Ancora una volta lo spazio conferma che per realizzare missioni di questa portata, gli uomini dovranno agire in pace. E tutti insieme. Andare sulla Luna per permanenze prolungate e raggiungere Marte facendoci diventare una specie interplanetaria e multiplanetaria richiedono uno sforzo globale.

Si può già ipotizzare come sarà la prima missione marziana?

Sì può anticipare con misurata ragionevolezza: con i tempi di viaggio attuali parliamo di una missione di un paio d’anni. Il test fatto a Mosca fra il 2007 e il 2010, non a caso battezzato Mars 500, suggerisce che per andare e tornare dal Pianeta Rosso servano 500 giorni. È implicito gli astronauti rimangano su Marte non per qualche giorno, ma per mesi, anche per capitalizzare dal punto di vista scientifico i benefici di un viaggio così sfidante.

Con questi presupposti sarebbe legittimo domandarsi perché portare un uomo su Marte, vista la disponibilità di missioni robotiche all’avanguardia. Le risposte sono molte: anzitutto siamo esploratori di natura, è il nostro destino e lo abbiamo scritto nel Dna.

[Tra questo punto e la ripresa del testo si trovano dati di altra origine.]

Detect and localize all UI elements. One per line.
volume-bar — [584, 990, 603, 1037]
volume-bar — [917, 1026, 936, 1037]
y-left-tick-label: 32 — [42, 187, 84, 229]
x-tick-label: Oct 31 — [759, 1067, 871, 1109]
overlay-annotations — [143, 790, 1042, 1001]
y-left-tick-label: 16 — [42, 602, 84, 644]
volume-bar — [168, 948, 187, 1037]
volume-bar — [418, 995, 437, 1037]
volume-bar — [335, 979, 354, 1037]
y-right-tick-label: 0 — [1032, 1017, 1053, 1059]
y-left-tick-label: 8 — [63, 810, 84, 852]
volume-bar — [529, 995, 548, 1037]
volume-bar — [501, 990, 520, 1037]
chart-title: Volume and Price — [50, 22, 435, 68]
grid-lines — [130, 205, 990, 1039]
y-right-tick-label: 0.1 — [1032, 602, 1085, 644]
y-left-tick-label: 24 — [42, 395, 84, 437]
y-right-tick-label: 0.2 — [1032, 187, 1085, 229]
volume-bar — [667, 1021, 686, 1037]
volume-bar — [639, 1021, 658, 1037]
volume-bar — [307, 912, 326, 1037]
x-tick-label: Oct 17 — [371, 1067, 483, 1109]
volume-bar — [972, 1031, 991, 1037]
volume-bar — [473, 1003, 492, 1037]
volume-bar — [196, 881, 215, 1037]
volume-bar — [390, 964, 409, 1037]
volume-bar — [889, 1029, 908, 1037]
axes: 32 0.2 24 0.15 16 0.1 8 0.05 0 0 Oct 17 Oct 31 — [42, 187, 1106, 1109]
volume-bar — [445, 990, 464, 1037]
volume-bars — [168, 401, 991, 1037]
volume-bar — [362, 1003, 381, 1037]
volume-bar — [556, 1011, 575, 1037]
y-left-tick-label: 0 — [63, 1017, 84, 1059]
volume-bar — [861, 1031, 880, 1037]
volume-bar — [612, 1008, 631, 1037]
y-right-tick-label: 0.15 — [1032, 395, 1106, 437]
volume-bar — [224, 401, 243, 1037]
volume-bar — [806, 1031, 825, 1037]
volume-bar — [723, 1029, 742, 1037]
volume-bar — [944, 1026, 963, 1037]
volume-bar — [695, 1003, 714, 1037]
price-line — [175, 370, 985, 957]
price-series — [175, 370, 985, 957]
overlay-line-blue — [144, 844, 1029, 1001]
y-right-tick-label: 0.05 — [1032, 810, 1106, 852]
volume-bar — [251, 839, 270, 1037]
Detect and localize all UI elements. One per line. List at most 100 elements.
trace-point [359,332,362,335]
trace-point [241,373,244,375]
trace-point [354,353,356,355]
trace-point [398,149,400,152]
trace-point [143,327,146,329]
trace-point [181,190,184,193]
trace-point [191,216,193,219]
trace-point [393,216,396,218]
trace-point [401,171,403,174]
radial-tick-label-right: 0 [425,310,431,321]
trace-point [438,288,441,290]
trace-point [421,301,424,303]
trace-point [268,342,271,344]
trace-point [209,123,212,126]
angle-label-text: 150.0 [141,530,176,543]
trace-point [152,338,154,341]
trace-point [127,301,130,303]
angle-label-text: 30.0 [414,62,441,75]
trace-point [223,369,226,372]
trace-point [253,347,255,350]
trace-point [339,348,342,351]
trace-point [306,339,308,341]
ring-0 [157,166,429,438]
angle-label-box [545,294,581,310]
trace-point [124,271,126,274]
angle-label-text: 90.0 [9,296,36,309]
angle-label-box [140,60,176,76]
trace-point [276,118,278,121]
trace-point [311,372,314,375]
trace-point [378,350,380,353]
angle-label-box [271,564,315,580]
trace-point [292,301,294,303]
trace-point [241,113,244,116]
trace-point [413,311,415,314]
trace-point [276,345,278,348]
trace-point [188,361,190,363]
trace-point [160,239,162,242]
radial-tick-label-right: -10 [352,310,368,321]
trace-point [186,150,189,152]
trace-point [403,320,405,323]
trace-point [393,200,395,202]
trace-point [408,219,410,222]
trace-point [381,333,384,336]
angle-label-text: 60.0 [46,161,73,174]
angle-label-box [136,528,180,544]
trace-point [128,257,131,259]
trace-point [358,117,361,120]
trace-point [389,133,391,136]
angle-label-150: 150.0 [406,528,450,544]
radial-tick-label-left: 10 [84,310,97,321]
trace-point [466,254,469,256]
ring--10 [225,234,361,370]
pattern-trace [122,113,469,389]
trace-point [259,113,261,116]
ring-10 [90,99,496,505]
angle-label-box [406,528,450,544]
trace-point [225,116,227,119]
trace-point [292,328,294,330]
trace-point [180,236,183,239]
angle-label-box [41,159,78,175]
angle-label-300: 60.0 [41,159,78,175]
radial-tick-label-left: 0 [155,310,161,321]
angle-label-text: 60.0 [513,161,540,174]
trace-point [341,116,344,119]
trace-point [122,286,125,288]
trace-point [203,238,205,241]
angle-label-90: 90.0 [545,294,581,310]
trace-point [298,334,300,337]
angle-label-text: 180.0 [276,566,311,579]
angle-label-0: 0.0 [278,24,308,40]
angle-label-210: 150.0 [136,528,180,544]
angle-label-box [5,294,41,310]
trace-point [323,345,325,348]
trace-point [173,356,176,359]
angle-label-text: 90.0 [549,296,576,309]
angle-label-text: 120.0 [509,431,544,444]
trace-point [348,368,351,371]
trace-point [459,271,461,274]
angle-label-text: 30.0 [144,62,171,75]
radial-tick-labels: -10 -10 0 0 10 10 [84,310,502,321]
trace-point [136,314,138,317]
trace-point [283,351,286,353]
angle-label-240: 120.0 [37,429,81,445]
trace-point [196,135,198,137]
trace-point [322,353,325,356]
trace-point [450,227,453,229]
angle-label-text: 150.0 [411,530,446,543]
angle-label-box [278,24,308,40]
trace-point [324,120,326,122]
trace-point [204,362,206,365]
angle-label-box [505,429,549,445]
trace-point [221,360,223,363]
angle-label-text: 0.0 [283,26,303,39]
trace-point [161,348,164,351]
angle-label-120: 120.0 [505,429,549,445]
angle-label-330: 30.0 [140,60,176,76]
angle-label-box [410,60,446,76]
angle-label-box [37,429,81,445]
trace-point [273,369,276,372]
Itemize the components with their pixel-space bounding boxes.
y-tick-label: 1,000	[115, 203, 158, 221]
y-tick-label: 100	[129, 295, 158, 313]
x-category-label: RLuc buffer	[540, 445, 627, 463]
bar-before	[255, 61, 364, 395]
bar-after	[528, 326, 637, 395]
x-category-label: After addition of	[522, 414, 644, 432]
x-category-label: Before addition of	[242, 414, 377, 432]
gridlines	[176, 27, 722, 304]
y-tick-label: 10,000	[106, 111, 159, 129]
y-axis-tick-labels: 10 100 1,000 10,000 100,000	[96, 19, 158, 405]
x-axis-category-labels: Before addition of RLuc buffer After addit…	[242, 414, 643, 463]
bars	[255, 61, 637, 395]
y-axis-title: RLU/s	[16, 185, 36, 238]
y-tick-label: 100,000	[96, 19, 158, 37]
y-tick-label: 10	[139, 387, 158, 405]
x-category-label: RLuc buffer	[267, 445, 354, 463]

Soprattutto, però, l’uomo ha una capacità scientifica che nessun robot potrà mai possedere: coglie l’opportunità, l’inatteso. Un automa, pur ben progettato che sia, esegue un protocollo. Non potrà mai scoprire la penicillina nella muffa. Questo è il grande vantaggio di una missione umana. Implica un messaggio e una responsabilità per tutta l’umanità: noi possiamo farlo. Abbiamo la possibilità, oggi, di crearci nuovi orizzonti, nuove opportunità, nuovi mondi da esplorare. Possiamo portare la nostra vita, la nostra cultura, i nostri ideali dove questa vita non c’è. Gli alieni stiamo diventando noi.